Sleeping in the hayloft - Part 3
Part 1 | Part 2 | Part 3 | Part 4 | Part 5
She's talking about the hayloft, but I'm thinking about Laurie right now. I dont' even know the last name of the girl from Sunday School class, but she believes in the farm back in Oklahoma about as much as I do. She doesn't hear the words exactly the way I say them or write them down when I describe it for her though because she's deaf as a door nail. And she can't talk either. I've never known anyone like her before. I imagine all of the words coming at her swirling around in her soundless head, where they get hung up on pegs like you would a shirt or a gingham dress or a pair of pants.

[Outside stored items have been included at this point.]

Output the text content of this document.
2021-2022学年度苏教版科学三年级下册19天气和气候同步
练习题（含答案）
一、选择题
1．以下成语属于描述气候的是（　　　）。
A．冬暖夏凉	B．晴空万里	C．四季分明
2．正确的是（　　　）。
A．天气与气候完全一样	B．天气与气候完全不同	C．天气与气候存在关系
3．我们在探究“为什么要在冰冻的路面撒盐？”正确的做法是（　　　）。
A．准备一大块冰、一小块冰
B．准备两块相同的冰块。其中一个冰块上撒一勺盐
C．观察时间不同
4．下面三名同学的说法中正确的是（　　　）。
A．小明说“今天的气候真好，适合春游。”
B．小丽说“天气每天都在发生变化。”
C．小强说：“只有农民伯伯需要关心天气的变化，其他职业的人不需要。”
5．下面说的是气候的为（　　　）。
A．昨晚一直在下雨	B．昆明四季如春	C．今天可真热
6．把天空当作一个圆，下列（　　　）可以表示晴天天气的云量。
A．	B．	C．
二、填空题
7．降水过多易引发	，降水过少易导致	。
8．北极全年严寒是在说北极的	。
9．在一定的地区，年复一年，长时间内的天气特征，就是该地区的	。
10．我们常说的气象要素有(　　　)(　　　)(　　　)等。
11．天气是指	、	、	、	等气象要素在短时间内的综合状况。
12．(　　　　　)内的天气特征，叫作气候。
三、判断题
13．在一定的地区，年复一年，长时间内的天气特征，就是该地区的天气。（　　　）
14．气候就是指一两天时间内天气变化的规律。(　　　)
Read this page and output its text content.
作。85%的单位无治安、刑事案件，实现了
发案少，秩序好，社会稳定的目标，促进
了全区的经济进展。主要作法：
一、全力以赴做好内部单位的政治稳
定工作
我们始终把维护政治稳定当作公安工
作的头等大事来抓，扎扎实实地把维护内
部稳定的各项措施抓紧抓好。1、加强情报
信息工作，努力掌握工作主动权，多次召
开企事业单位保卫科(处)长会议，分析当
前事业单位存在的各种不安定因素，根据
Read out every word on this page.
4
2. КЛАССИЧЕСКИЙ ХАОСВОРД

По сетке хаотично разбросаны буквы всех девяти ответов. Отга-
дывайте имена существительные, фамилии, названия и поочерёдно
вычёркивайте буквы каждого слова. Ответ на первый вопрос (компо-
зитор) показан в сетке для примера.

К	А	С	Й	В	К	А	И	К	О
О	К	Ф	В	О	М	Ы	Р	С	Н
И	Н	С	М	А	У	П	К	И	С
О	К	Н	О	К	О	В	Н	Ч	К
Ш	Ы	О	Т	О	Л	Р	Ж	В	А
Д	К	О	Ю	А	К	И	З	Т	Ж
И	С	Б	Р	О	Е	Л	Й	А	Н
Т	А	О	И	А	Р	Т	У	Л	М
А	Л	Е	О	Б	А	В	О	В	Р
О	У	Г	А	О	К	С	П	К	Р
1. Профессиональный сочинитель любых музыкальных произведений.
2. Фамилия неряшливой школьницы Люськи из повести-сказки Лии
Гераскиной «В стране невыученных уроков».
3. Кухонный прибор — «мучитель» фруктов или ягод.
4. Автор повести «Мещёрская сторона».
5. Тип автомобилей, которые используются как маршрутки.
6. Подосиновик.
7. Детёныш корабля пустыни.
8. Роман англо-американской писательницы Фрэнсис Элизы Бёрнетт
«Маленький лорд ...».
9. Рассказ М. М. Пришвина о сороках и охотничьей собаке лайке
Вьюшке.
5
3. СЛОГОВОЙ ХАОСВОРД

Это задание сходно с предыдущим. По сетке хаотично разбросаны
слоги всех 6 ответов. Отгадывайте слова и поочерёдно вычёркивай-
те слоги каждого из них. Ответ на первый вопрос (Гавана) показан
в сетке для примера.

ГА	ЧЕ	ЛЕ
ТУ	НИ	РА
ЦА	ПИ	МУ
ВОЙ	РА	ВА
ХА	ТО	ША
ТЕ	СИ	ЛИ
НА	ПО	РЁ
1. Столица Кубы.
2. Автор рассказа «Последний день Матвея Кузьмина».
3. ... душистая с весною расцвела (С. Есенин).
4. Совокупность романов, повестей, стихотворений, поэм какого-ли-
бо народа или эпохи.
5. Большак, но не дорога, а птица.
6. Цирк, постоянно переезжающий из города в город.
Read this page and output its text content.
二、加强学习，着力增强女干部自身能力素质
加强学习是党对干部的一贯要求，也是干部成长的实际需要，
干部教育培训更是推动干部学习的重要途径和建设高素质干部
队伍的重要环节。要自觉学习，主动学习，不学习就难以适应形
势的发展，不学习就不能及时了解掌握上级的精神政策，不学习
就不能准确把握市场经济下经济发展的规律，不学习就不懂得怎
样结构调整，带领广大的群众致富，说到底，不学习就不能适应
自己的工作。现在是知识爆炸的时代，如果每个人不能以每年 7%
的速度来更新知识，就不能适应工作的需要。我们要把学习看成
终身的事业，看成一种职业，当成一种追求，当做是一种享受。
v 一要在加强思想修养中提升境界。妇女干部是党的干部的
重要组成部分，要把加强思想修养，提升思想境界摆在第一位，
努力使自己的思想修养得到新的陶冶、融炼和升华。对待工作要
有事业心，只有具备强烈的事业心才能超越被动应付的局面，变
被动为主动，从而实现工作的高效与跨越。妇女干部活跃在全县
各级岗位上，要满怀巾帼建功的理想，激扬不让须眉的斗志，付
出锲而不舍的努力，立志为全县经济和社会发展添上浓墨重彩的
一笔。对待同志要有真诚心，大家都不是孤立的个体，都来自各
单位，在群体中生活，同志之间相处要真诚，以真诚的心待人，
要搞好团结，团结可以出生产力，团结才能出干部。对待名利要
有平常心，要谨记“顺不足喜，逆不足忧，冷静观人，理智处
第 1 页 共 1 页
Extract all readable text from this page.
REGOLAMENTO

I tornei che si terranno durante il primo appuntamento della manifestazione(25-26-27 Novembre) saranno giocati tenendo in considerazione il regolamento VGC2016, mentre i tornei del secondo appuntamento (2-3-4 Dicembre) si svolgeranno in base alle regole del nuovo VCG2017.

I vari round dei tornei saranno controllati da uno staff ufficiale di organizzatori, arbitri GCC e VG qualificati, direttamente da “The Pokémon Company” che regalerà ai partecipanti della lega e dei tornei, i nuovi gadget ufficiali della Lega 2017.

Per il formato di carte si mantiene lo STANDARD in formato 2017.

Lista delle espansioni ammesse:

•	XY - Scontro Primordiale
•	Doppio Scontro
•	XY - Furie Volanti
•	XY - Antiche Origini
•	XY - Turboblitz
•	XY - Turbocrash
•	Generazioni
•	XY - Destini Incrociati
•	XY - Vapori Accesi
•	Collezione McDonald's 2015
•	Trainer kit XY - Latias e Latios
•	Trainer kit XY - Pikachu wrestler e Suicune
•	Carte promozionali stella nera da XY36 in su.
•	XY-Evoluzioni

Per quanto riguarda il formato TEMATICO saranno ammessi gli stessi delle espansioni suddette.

Or on a laundry line like where my Grandma Butler hangs her wash in the front yard with the hens pecking beneath her feet. In front of her tar-papered house that looks like bricks, but it's really only drawings of bricks once you get up close to it. My grandma never had any shoes in the winter time when she was my age, and when they let her go to school, she went there barefoot until she grew up and got too embarassed to come any more. Also when she was a girl her brother and her were in the root cellar when a big black panther leapt across the door right above their heads, and his shadow nearly sliced them in two. That cat scrawled his name with his claws in the trunk of the sycamore tree in their front yard, and the old milk cow never ever would give any milk again.
I come by it honestly.
"Yes, of course, silly." Bobbie's cheeks redden, and I feel bad for the way that popped out of me all sarcastic, like my mom says is not very nice. That's probably what she'd say about telling all these other girls such a packful of lies too. I grin at Bobbie real friendly, squeeze her arm that's linked with mine, and then it's OK. "At night time, all of us kids climb up into the hayloft. We hunker down underneath the patchwork coverlets and tell stories. You can hear the horses in their stalls beneath the floorboards munching their oats or stamping a hoof."
We pause as a whole line of first graders comes by us crackin' the whip around third base, a rooster tail of mud behind them.